Voilà qui ne peut que réjouir les seniors du fédéralisme auxquels je m’honore d’appartenir. La France qui avait conçu dans les années 1950, la Communauté européenne de défense (CED, donc, une armée européenne intégrée) rejeta le bébé qu’elle avait conçu, à l’issue d’un débat homérique qui se déroula dans l’enceinte surchauffée du Palais bourbon, le 30 août 1954, tant l’idée d’une armée européenne conçue, selon les idées supranationales de Jean Monnet et de Robert Schuman, insupportait les gros bataillons du gaullisme et du Parti communiste qui dominaient une bonne part de la classe politique française de l’époque. Faute de mieux, sous la pression de Washington, Paris accepta de substituer à la CED, avec l’active complicité de Londres, une sorte de succédané militaire pur jus intergouvernementalement garanti : l’Union de l’Europe Occidentale (UEO). Seuls, les initiés du sérail peuvent tenter d’expliquer soixante ans plus tard, à quoi elle a servi, en dehors du réarmement (strictement balisé) de l’Allemagne d’Adenauer, pour calmer les préventions françaises. On peut aujourd’hui en parler d’autant plus librement que l’honorable UEO. a totalement disparu du paysage européen. Passons sur les initiatives sympathiques mais velléitaires qui, depuis lors, ont pu se manifester ici et là, au titre de la coopération franco-allemande ou, plus ou moins subrepticement, à l’occasion de réformes communautaires successives, pour en venir au Traité de Lisbonne qui régit de nos jours l’UE. Celui-ci a bien prévu une PESC (politique extérieure et de sécurité commune) héritée de traités antérieurs, elle-même agrémentée d’une PESDC (politique de sécurité et de défense commune). Sœurs siamoises, la PESC et la PESDC sont comme la défunte UEO de nature intergouvernementale. La première brille par son inefficacité, même si la Haute représentante qui l’incarne fait des pieds et des mains pour manifester sa raison d’être, à défaut de sa consistance. La seconde, la PESDC se caractérise, elle, par son inexistence, même si le Traité de Lisbonne a prévu explicitement qu’elle devrait définir « progressivement une politique commune qui conduira à une défense européenne » en prenant appui sur des dispositions spécifiques : « coopération structurelle permanente », agence européenne de défense, etc.

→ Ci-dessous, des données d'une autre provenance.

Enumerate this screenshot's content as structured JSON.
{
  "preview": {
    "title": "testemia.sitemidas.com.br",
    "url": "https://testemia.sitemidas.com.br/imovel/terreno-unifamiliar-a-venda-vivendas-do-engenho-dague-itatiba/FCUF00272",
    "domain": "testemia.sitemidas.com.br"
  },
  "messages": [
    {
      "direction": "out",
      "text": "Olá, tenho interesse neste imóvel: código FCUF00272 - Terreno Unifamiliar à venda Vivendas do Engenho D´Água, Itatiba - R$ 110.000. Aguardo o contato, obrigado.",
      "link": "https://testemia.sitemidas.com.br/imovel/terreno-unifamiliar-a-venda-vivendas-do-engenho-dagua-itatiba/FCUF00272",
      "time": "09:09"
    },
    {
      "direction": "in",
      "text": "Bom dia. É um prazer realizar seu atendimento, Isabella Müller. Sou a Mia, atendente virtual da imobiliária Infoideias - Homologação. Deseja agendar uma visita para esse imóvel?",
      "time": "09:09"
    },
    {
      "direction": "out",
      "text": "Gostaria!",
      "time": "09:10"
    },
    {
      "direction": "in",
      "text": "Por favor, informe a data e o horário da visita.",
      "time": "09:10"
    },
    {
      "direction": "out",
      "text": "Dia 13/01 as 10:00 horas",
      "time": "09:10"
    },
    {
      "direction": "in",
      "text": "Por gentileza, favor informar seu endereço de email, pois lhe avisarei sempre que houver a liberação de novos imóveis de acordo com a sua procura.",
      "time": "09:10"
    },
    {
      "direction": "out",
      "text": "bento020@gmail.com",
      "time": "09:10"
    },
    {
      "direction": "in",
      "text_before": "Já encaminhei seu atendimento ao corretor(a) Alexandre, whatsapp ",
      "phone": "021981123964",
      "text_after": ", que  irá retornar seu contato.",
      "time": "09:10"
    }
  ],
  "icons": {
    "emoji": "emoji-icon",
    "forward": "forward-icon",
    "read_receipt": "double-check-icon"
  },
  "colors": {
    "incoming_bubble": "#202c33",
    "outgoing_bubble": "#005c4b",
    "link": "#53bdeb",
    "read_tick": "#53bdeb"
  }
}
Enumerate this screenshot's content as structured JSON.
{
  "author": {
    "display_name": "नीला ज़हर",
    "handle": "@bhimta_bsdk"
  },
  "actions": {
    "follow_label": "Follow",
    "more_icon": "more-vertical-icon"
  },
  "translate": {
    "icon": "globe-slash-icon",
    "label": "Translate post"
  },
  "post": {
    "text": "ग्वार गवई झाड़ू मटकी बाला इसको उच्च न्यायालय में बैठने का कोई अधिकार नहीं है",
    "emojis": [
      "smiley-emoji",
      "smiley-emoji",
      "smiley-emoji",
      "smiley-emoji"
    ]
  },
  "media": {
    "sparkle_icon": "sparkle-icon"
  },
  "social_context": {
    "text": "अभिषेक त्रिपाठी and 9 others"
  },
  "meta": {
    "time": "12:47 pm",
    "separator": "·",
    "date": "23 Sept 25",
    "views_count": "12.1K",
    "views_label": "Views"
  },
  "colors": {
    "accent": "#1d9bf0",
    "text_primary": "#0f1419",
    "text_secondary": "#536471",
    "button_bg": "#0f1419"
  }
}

Apparemment, quand J.-C.J. évoque une « armée européenne », il pense à une initiative nouvelle qui ne s’inscrirait pas nécessairement dans le cadre juridique étroit des traités. En fait, il tente d’ouvrir un débat de fond. Poser la question de « l’armée européenne », c’est en effet, quoi qu’on puisse en penser, poser dans un même mouvement, la question de l’autorité politique dont elle dépendra. Nous sommes au cœur du sujet fédéral, comme ce fut le cas dans les années 1950.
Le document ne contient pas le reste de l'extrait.